何しろ中継されてるからな。広場の連中に俺の戦い方を見られるのは非常にまずい。
「あぁ、大丈夫だろ。お前ここに来てから戦ってねぇだろ?流石に見なきゃシャドーだって真似できねぇよ。」
ティスカ公がこちらに来ながらそう言う。
「なら安心だな。…念の為にやれることはやっとくか。」
情報操作で俺と銀とシェリーのステータスを書き換えておく。
俺の予想が正しいならこれで大丈夫だろう。ステータスまで真似されたらシャレにならんしな。
シャドーは厄介、りーどおぼえた。
「…暇だなー。

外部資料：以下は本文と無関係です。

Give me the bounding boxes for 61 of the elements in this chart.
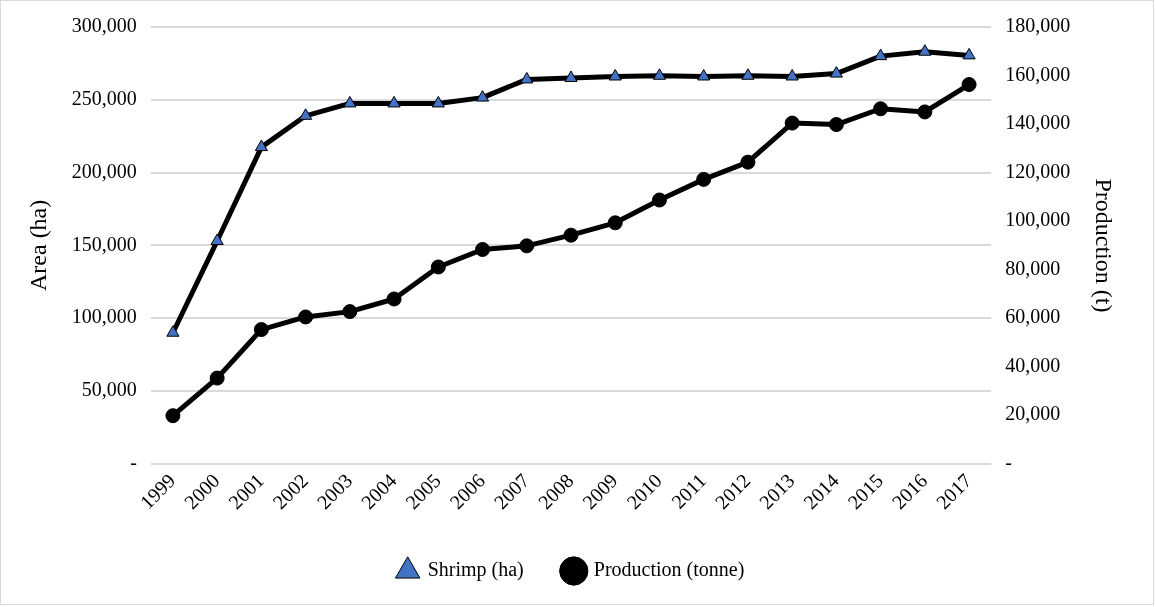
point	[828, 117, 844, 133]
y-tick-label: 300,000	[71, 14, 137, 37]
y2-tick-label: 20,000	[1005, 402, 1061, 425]
point	[430, 259, 446, 275]
point	[475, 90, 490, 102]
point	[386, 291, 402, 307]
y-tick-label: -	[130, 451, 137, 473]
point	[299, 108, 313, 120]
point	[475, 242, 491, 257]
point	[608, 69, 622, 81]
y2-tick-label: 100,000	[1005, 208, 1071, 231]
point	[607, 215, 623, 231]
legend-label: Production (tonne)	[593, 558, 745, 582]
point	[342, 304, 358, 320]
y2-tick-label: 80,000	[1005, 256, 1061, 279]
y2-tick-label: 140,000	[1005, 111, 1071, 134]
point	[874, 48, 888, 61]
point	[784, 115, 800, 131]
y2-tick-label: -	[1005, 451, 1012, 473]
point	[873, 101, 889, 117]
point	[740, 154, 756, 170]
y2-axis-title: Production (t)	[1091, 178, 1118, 313]
y-tick-label: 100,000	[71, 305, 137, 328]
point	[651, 192, 667, 208]
point	[785, 69, 799, 81]
y-tick-label: 150,000	[71, 232, 137, 255]
y2-tick-label: 60,000	[1005, 305, 1061, 328]
y2-tick-label: 40,000	[1005, 353, 1061, 376]
y2-tick-label: 160,000	[1005, 62, 1071, 85]
point	[697, 69, 711, 81]
point	[519, 238, 535, 254]
point	[741, 68, 755, 80]
x-tick-label: 1999	[135, 469, 180, 514]
point	[696, 171, 712, 187]
point	[254, 139, 268, 152]
point	[918, 44, 932, 56]
y-tick-label: 250,000	[71, 87, 137, 110]
point	[387, 95, 401, 108]
y-tick-label: 50,000	[81, 378, 137, 401]
y-tick-label: 200,000	[71, 159, 137, 182]
point	[563, 227, 579, 243]
point	[520, 71, 534, 84]
point	[165, 408, 181, 424]
point	[431, 95, 445, 108]
y2-tick-label: 120,000	[1005, 159, 1071, 182]
point	[917, 104, 933, 120]
point	[962, 47, 976, 60]
point	[343, 95, 357, 108]
point	[961, 77, 977, 93]
x-tick-label: 2011	[666, 469, 711, 513]
y-axis-title: Area (ha)	[24, 199, 51, 292]
y2-tick-label: 180,000	[1005, 14, 1071, 37]
point	[298, 309, 314, 325]
point	[209, 370, 225, 386]
point	[166, 325, 180, 337]
point	[564, 70, 578, 82]
point	[253, 322, 269, 338]
point	[829, 66, 843, 78]
point	[210, 233, 224, 246]
legend-label: Shrimp (ha)	[427, 558, 524, 582]
point	[652, 68, 667, 80]
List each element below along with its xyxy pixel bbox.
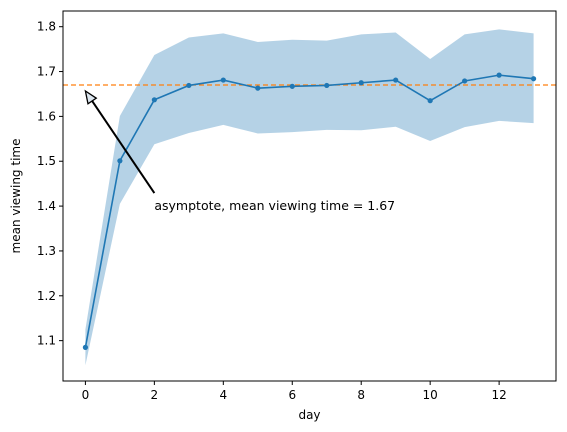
- data-point: [324, 82, 330, 89]
- x-tick-label: 4: [219, 388, 227, 402]
- confidence-band: [85, 29, 534, 366]
- y-tick-label: 1.2: [37, 289, 56, 303]
- data-point: [530, 76, 537, 82]
- y-tick-label: 1.4: [37, 199, 56, 213]
- y-tick-label: 1.1: [37, 334, 56, 348]
- x-tick-label: 10: [423, 388, 438, 402]
- series-line-layer: [82, 72, 537, 350]
- annotation-arrow-shaft: [91, 100, 156, 194]
- data-point: [496, 72, 502, 78]
- y-axis-label: mean viewing time: [9, 139, 23, 254]
- annotation-layer: asymptote, mean viewing time = 1.67: [84, 89, 395, 213]
- data-point: [220, 77, 226, 83]
- y-tick-label: 1.5: [37, 154, 56, 168]
- x-tick-label: 8: [357, 388, 365, 402]
- data-point: [289, 83, 295, 89]
- annotation-text: asymptote, mean viewing time = 1.67: [154, 198, 395, 213]
- x-tick-label: 12: [491, 388, 506, 402]
- data-point: [393, 77, 399, 83]
- x-tick-label: 6: [288, 388, 296, 402]
- x-axis-label: day: [298, 408, 320, 422]
- data-point: [117, 158, 123, 164]
- y-tick-label: 1.6: [37, 109, 56, 123]
- y-tick-label: 1.7: [37, 65, 56, 79]
- x-tick-label: 0: [82, 388, 90, 402]
- data-point: [358, 80, 364, 86]
- data-point: [151, 97, 157, 103]
- x-tick-label: 2: [151, 388, 159, 402]
- data-point: [462, 78, 468, 84]
- data-point: [255, 85, 261, 91]
- data-point: [186, 82, 192, 89]
- annotation-arrowhead: [84, 89, 98, 105]
- axes-layer: 0 2 4 6 8 10 12 1.1 1.2 1.3 1.4 1.5 1.6 1.7 1.8: [37, 10, 557, 402]
- data-point: [82, 344, 89, 350]
- axes-frame: [62, 10, 557, 382]
- confidence-band-layer: [85, 29, 534, 366]
- y-tick-label: 1.3: [37, 244, 56, 258]
- data-point: [427, 98, 433, 104]
- y-tick-label: 1.8: [37, 20, 56, 34]
- series-line: [84, 74, 534, 348]
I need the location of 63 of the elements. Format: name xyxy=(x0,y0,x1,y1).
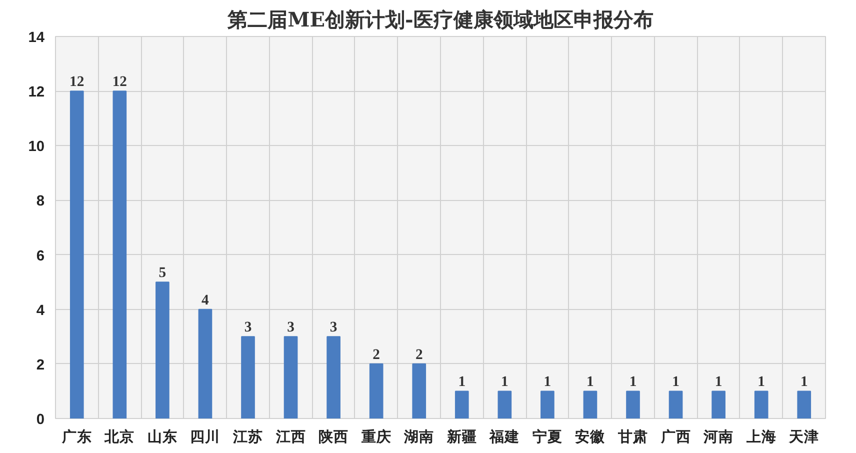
data-label: 4 xyxy=(202,292,210,308)
x-tick-label: 湖南 xyxy=(403,428,434,446)
y-tick-label: 8 xyxy=(36,194,45,210)
bar xyxy=(198,308,212,418)
data-label: 1 xyxy=(714,374,722,390)
data-label: 1 xyxy=(458,374,466,390)
x-tick-label: 四川 xyxy=(190,428,220,446)
y-tick-label: 2 xyxy=(36,357,45,374)
x-tick-label: 陕西 xyxy=(318,428,349,446)
x-tick-label: 福建 xyxy=(488,428,520,446)
x-tick-label: 甘肃 xyxy=(617,428,648,446)
data-label: 1 xyxy=(501,374,508,390)
x-tick-label: 上海 xyxy=(745,428,776,446)
data-label: 1 xyxy=(672,374,680,390)
x-tick-label: 北京 xyxy=(104,428,135,446)
bar xyxy=(668,390,683,418)
x-tick-label: 江苏 xyxy=(232,428,263,446)
data-label: 1 xyxy=(629,374,637,390)
x-tick-label: 新疆 xyxy=(446,428,477,446)
bar xyxy=(583,390,598,418)
bar xyxy=(498,390,512,418)
x-tick-label: 重庆 xyxy=(360,428,392,446)
y-tick-label: 10 xyxy=(28,139,45,156)
y-tick-label: 4 xyxy=(36,302,46,319)
bar xyxy=(712,390,726,418)
x-tick-label: 安徽 xyxy=(575,428,606,446)
x-tick-label: 河南 xyxy=(702,428,734,446)
bar xyxy=(70,90,84,418)
y-tick-label: 14 xyxy=(28,30,46,46)
x-tick-label: 宁夏 xyxy=(532,428,562,446)
bar xyxy=(540,390,554,418)
data-label: 2 xyxy=(415,346,423,363)
data-label: 5 xyxy=(158,265,166,282)
bar xyxy=(112,90,127,418)
bar xyxy=(626,390,640,418)
data-label: 12 xyxy=(112,74,127,90)
bar xyxy=(156,282,170,418)
bar xyxy=(284,336,298,418)
bar xyxy=(797,390,812,418)
data-label: 1 xyxy=(758,374,765,390)
data-label: 1 xyxy=(544,374,552,390)
y-tick-label: 6 xyxy=(36,248,45,264)
bar xyxy=(412,363,426,418)
x-tick-label: 江西 xyxy=(274,428,306,446)
chart-title: 第二届ME创新计划-医疗健康领域地区申报分布 xyxy=(226,8,654,32)
data-label: 2 xyxy=(372,346,380,363)
bar xyxy=(754,390,768,418)
data-label: 3 xyxy=(287,320,294,336)
y-tick-label: 0 xyxy=(36,412,45,428)
bar xyxy=(241,336,255,418)
data-label: 1 xyxy=(800,374,808,390)
y-tick-label: 12 xyxy=(28,84,45,101)
bar xyxy=(326,336,340,418)
x-tick-label: 广东 xyxy=(60,428,92,446)
x-tick-label: 山东 xyxy=(147,428,178,446)
x-tick-label: 天津 xyxy=(788,428,820,446)
bar xyxy=(369,363,384,418)
x-tick-label: 广西 xyxy=(660,428,691,446)
data-label: 1 xyxy=(586,374,594,390)
data-label: 3 xyxy=(244,320,252,336)
data-label: 3 xyxy=(330,320,338,336)
bar xyxy=(454,390,469,418)
data-label: 12 xyxy=(70,74,84,90)
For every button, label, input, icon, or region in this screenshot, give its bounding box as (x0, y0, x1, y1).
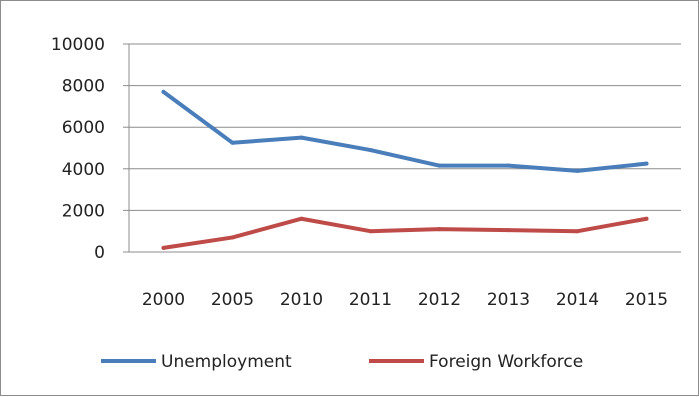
y-tick-label: 8000 (62, 77, 105, 97)
data-point (644, 216, 649, 221)
x-tick-label: 2014 (556, 290, 599, 310)
legend-label: Unemployment (161, 352, 292, 372)
data-point (368, 229, 373, 234)
x-tick-label: 2011 (349, 290, 392, 310)
series-line-unemployment (161, 89, 649, 173)
y-tick-label: 10000 (51, 35, 105, 55)
y-tick-label: 4000 (62, 160, 105, 180)
data-point (506, 228, 511, 233)
data-point (368, 148, 373, 153)
data-point (575, 229, 580, 234)
data-point (230, 235, 235, 240)
y-tick-label: 6000 (62, 118, 105, 138)
data-point (161, 89, 166, 94)
y-tick-labels: 0 2000 4000 6000 8000 10000 (51, 35, 105, 263)
series-line-foreign-workforce (161, 216, 649, 250)
x-tick-labels: 2000 2005 2010 2011 2012 2013 2014 2015 (142, 290, 668, 310)
series-lines (161, 89, 649, 250)
legend: Unemployment Foreign Workforce (101, 352, 583, 372)
data-point (506, 163, 511, 168)
axes (123, 43, 681, 253)
x-tick-label: 2010 (280, 290, 323, 310)
data-point (299, 216, 304, 221)
data-point (437, 163, 442, 168)
legend-label: Foreign Workforce (429, 352, 583, 372)
y-tick-label: 0 (94, 243, 105, 263)
data-point (161, 245, 166, 250)
x-tick-label: 2013 (487, 290, 530, 310)
x-tick-label: 2000 (142, 290, 185, 310)
data-point (575, 168, 580, 173)
data-point (437, 227, 442, 232)
data-point (230, 140, 235, 145)
x-tick-label: 2012 (418, 290, 461, 310)
y-tick-label: 2000 (62, 201, 105, 221)
x-tick-label: 2015 (625, 290, 668, 310)
x-tick-label: 2005 (211, 290, 254, 310)
data-point (644, 161, 649, 166)
data-point (299, 135, 304, 140)
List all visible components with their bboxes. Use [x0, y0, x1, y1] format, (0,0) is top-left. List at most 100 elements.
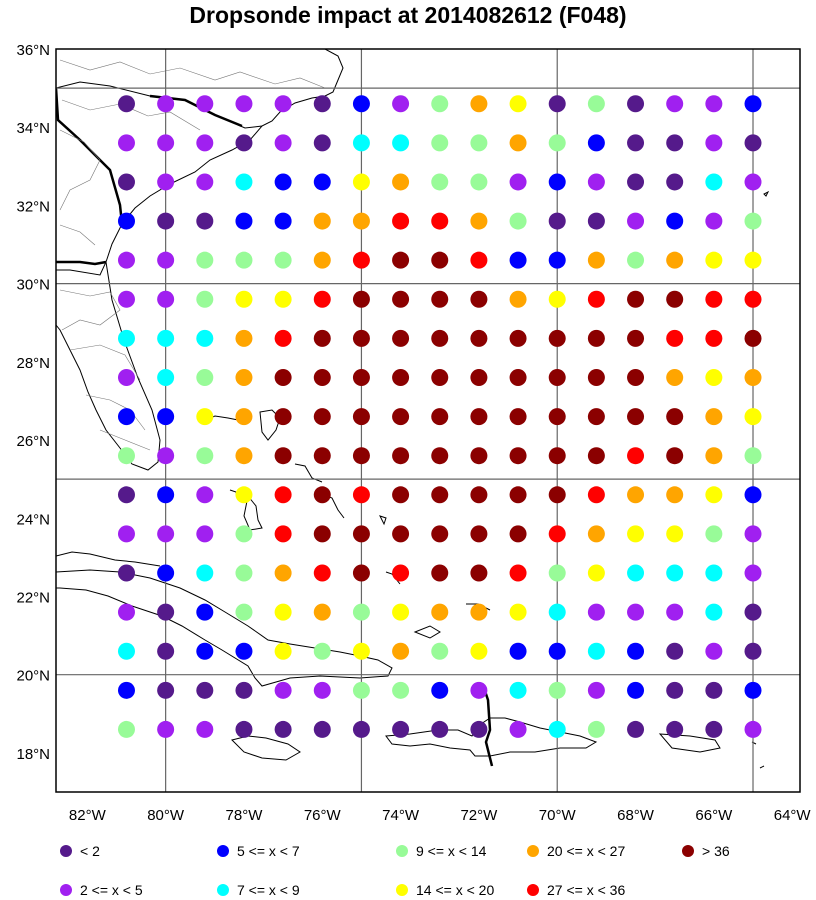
impact-point [431, 329, 449, 347]
impact-point [509, 212, 527, 230]
y-tick-label: 30°N [16, 277, 50, 294]
impact-point [548, 408, 566, 426]
impact-point [431, 603, 449, 621]
impact-point [548, 486, 566, 504]
impact-point [196, 447, 214, 465]
legend-label: 2 <= x < 5 [80, 882, 143, 898]
impact-point [627, 408, 645, 426]
impact-point [666, 447, 684, 465]
impact-point [235, 173, 253, 191]
impact-point [157, 95, 175, 113]
impact-point [627, 486, 645, 504]
impact-point [470, 368, 488, 386]
impact-point [744, 642, 762, 660]
impact-point [431, 251, 449, 269]
impact-point [196, 251, 214, 269]
impact-point [352, 408, 370, 426]
impact-point [196, 681, 214, 699]
impact-point [587, 720, 605, 738]
impact-point [744, 408, 762, 426]
impact-point [470, 173, 488, 191]
impact-point [117, 408, 135, 426]
impact-point [352, 368, 370, 386]
impact-point [117, 525, 135, 543]
impact-point [744, 95, 762, 113]
impact-point [313, 290, 331, 308]
impact-point [627, 329, 645, 347]
legend-label: 7 <= x < 9 [237, 882, 300, 898]
impact-point [666, 603, 684, 621]
impact-point [157, 329, 175, 347]
impact-point [705, 642, 723, 660]
impact-point [117, 173, 135, 191]
impact-point [117, 681, 135, 699]
impact-point [235, 329, 253, 347]
impact-point [470, 329, 488, 347]
y-tick-label: 18°N [16, 746, 50, 763]
impact-point [548, 564, 566, 582]
impact-point [313, 681, 331, 699]
impact-point [352, 720, 370, 738]
impact-point [235, 564, 253, 582]
impact-point [744, 486, 762, 504]
impact-point [196, 564, 214, 582]
impact-point [705, 290, 723, 308]
impact-point [666, 212, 684, 230]
legend-label: < 2 [80, 843, 100, 859]
impact-point [470, 486, 488, 504]
impact-point [157, 642, 175, 660]
impact-point [470, 212, 488, 230]
impact-point [274, 681, 292, 699]
x-tick-label: 72°W [460, 807, 498, 824]
impact-point [235, 290, 253, 308]
impact-point [157, 134, 175, 152]
impact-point [431, 720, 449, 738]
impact-point [274, 603, 292, 621]
impact-point [274, 368, 292, 386]
impact-point [392, 134, 410, 152]
impact-point [627, 134, 645, 152]
impact-point [196, 95, 214, 113]
x-tick-labels: 82°W 80°W 78°W 76°W 74°W 72°W 70°W 68°W 66°W 64°W [69, 807, 812, 824]
impact-point [705, 368, 723, 386]
impact-point [627, 290, 645, 308]
legend-swatch [396, 845, 408, 857]
impact-point [157, 486, 175, 504]
impact-point [587, 329, 605, 347]
impact-point [548, 173, 566, 191]
impact-point [392, 290, 410, 308]
legend-swatch [217, 845, 229, 857]
impact-point [744, 681, 762, 699]
impact-point [392, 329, 410, 347]
impact-point [235, 603, 253, 621]
impact-point [313, 251, 331, 269]
impact-point [587, 564, 605, 582]
impact-point [431, 642, 449, 660]
impact-point [627, 368, 645, 386]
impact-point [470, 134, 488, 152]
impact-point [666, 95, 684, 113]
impact-point [548, 329, 566, 347]
impact-point [235, 95, 253, 113]
impact-point [431, 681, 449, 699]
y-tick-label: 32°N [16, 198, 50, 215]
impact-point [196, 134, 214, 152]
impact-point [705, 173, 723, 191]
impact-point [666, 720, 684, 738]
impact-point [548, 525, 566, 543]
impact-point [392, 212, 410, 230]
impact-point [196, 368, 214, 386]
impact-point [470, 251, 488, 269]
impact-point [666, 486, 684, 504]
impact-point [392, 681, 410, 699]
legend-label: 14 <= x < 20 [416, 882, 494, 898]
impact-point [509, 408, 527, 426]
impact-point [431, 525, 449, 543]
impact-point [352, 525, 370, 543]
impact-point [509, 95, 527, 113]
y-tick-label: 24°N [16, 511, 50, 528]
impact-point [744, 603, 762, 621]
impact-point [157, 603, 175, 621]
impact-point [470, 681, 488, 699]
impact-point [470, 525, 488, 543]
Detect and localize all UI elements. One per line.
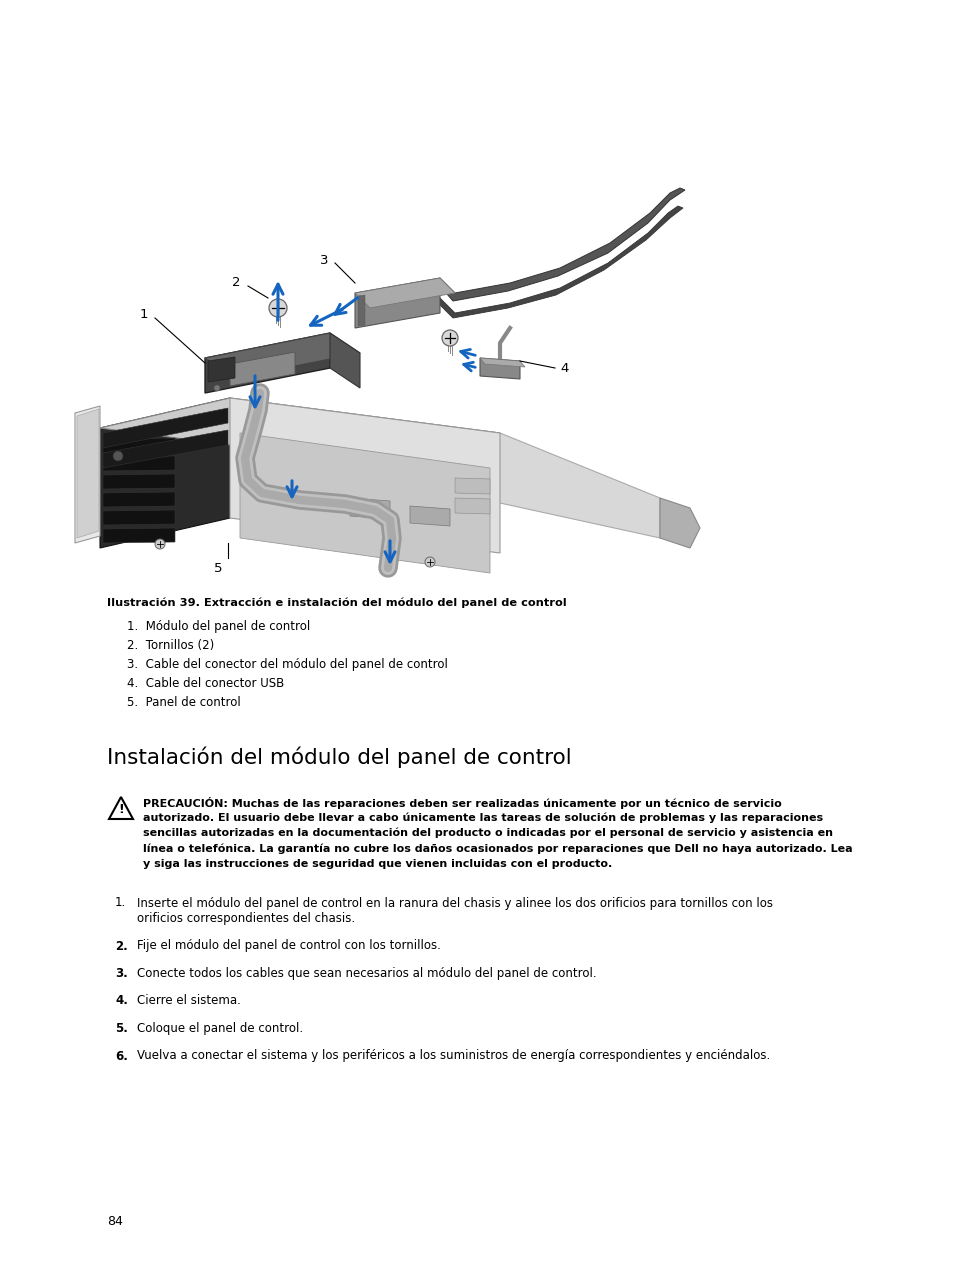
Text: Ilustración 39. Extracción e instalación del módulo del panel de control: Ilustración 39. Extracción e instalación… xyxy=(107,598,566,609)
Polygon shape xyxy=(77,410,99,538)
Polygon shape xyxy=(355,278,455,308)
Polygon shape xyxy=(410,506,450,526)
Text: Fije el módulo del panel de control con los tornillos.: Fije el módulo del panel de control con … xyxy=(137,940,440,952)
Text: Cierre el sistema.: Cierre el sistema. xyxy=(137,994,240,1008)
Polygon shape xyxy=(355,278,439,328)
Polygon shape xyxy=(230,398,499,553)
Polygon shape xyxy=(103,408,228,448)
Text: 3.  Cable del conector del módulo del panel de control: 3. Cable del conector del módulo del pan… xyxy=(127,658,447,671)
Polygon shape xyxy=(230,398,659,538)
Text: 5.: 5. xyxy=(115,1022,128,1035)
Text: 3: 3 xyxy=(319,254,328,266)
Polygon shape xyxy=(103,510,174,525)
Circle shape xyxy=(112,451,123,462)
Text: 1.: 1. xyxy=(115,896,126,909)
Text: orificios correspondientes del chasis.: orificios correspondientes del chasis. xyxy=(137,912,355,924)
Polygon shape xyxy=(103,437,174,453)
Polygon shape xyxy=(330,333,359,388)
Polygon shape xyxy=(100,398,499,463)
Polygon shape xyxy=(240,432,490,573)
Text: 2: 2 xyxy=(233,276,241,289)
Polygon shape xyxy=(100,398,230,548)
Text: PRECAUCIÓN: Muchas de las reparaciones deben ser realizadas únicamente por un té: PRECAUCIÓN: Muchas de las reparaciones d… xyxy=(143,798,781,809)
Text: 3.: 3. xyxy=(115,967,128,980)
Polygon shape xyxy=(103,430,228,468)
Text: Inserte el módulo del panel de control en la ranura del chasis y alinee los dos : Inserte el módulo del panel de control e… xyxy=(137,896,772,909)
Text: Conecte todos los cables que sean necesarios al módulo del panel de control.: Conecte todos los cables que sean necesa… xyxy=(137,967,596,980)
Text: 2.: 2. xyxy=(115,940,128,952)
Text: 5.  Panel de control: 5. Panel de control xyxy=(127,696,240,709)
Circle shape xyxy=(154,539,165,549)
Polygon shape xyxy=(659,498,700,548)
Polygon shape xyxy=(350,498,390,519)
Circle shape xyxy=(269,299,287,317)
Polygon shape xyxy=(103,492,174,507)
Text: 1.  Módulo del panel de control: 1. Módulo del panel de control xyxy=(127,620,310,633)
Text: y siga las instrucciones de seguridad que vienen incluidas con el producto.: y siga las instrucciones de seguridad qu… xyxy=(143,858,612,869)
Polygon shape xyxy=(455,498,490,514)
Text: autorizado. El usuario debe llevar a cabo únicamente las tareas de solución de p: autorizado. El usuario debe llevar a cab… xyxy=(143,813,822,823)
Polygon shape xyxy=(103,527,174,543)
Polygon shape xyxy=(479,358,524,366)
Text: Vuelva a conectar el sistema y los periféricos a los suministros de energía corr: Vuelva a conectar el sistema y los perif… xyxy=(137,1050,769,1063)
Circle shape xyxy=(424,557,435,567)
Polygon shape xyxy=(205,333,359,378)
Text: 6.: 6. xyxy=(115,1050,128,1063)
Circle shape xyxy=(213,385,220,391)
Circle shape xyxy=(441,330,457,346)
Polygon shape xyxy=(208,358,234,382)
Text: 5: 5 xyxy=(213,562,222,574)
Polygon shape xyxy=(205,333,330,393)
Polygon shape xyxy=(103,474,174,489)
Text: 2.  Tornillos (2): 2. Tornillos (2) xyxy=(127,639,214,652)
Polygon shape xyxy=(439,188,684,301)
Polygon shape xyxy=(357,295,365,326)
Text: 4.  Cable del conector USB: 4. Cable del conector USB xyxy=(127,677,284,690)
Polygon shape xyxy=(479,358,519,379)
Polygon shape xyxy=(230,353,294,385)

」
「ですね…。」
「【ウォータースピア】!!」
「吹っ飛びなさい!」
「おら!はっはー!もっとこいや!」
絶賛暇してる俺と銀、対照的に戦い組は皆頑張ってる。
魔物の大群とやりあってるって言ったほうがいいかな?
誰かさんが興味本位で魔物呼ぶスイッチ連打しちゃうからこんなことになる。
連打してたら結構な数の魔物が現れちゃった。総勢30匹くらい。
「がんばれー。」
「誰のせいだと!もう、【ウォーターカッター】!」
「まぁ、こうして治癒魔法使ってるんだし。ちょうどいい訓練になるだろ。」
俺と銀は屋根の上で見物である。シェリーの水魔法で屋根の上に乗せてもらった。
これなら戦いの邪魔になるので避難させたって感じに見えるはずだ。
「それでも!体力は減りますわ!」
何体目かのゴブリンを吹き飛ばしたレイがそう言う。
「まぁ、若いうちの苦労は買ってでもしろって言うし。…しょうがねぇな、手伝うか。」
「リードが戦ったらシャドーに真似されんだろうが!」
「あぁ、忘れてた。危ない危ない。」
まぁでも俺がやってるの見てもコピー出来るとは思えんけどなぁ。なにもしてないのに魔法使ってます状態だしな。今現在も。
「ふぅ…、いい訓練になりますわね!」
クラウ夫人は姿勢を低くしながら魔物の間を走り抜け、的確に足を狙い機動力を奪っていく。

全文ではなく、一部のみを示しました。